Het bouwbesluit 2012 kent enkele artikelen met een algemene verbodsbepaling met betrekking tot brandveilig gebruik dat verder niet geregeld is met een ander voorschrift uit het Bouwbesluit.
Het gaat hier om de volgende artikelen:
In artikel 7.10 “Restrisico brandgevaar en ontwikkeling van brand” wordt geregeld dat het verboden is om in op, aan of nabij een bouwwerk voorwerpen of stoffen te plaatsen, te werpen of te hebben, handelingen te verrichten of na te laten, werktuigen, middelen of voorzieningen te gebruiken of niet te gebruiken of anderszins belemmeringen op te werpen of hinder te veroorzaken waardoor:
a. Brandgevaar wordt veroorzaakt, of
b. Bij brand een gevaarlijke situatie wordt veroorzaakt.
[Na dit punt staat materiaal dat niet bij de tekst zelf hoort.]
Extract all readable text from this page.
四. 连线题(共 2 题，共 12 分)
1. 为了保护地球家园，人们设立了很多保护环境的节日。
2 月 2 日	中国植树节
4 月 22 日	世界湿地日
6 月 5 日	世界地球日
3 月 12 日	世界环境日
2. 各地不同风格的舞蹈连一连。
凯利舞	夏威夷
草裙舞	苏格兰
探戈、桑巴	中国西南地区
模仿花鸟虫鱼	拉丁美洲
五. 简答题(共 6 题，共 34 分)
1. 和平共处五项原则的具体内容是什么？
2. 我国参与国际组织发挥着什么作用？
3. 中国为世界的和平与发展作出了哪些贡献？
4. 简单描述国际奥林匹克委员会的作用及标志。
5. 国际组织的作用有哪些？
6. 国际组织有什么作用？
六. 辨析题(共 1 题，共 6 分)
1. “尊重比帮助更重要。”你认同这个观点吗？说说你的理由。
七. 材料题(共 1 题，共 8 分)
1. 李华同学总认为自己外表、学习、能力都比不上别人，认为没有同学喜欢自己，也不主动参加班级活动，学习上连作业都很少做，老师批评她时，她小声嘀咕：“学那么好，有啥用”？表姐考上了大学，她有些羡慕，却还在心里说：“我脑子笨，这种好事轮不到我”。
Enkele voorbeelden van situaties waarop dit artikel van toepassing is:
In artikel 7.16 “Restrisico veilig vluchten bij brand” wordt gesteld dat het verboden is om in, op, aan of nabij een bouwwerk voorwerpen of stoffen te plaatsen, te werpen of te hebben, handelingen te verrichten of na te laten, werktuigen, middelen of voorzieningen te gebruiken of niet te gebruiken of anderszins belemmeringen te veroorzaken waardoor:
a) melding van, alarmering bij of bestrijding van brand wordt belemmerd;
b) het gebruik van vluchtmogelijkheden bij brand wordt belemmerd, of
c) het redden van personen of dieren bij brand wordt belemmerd.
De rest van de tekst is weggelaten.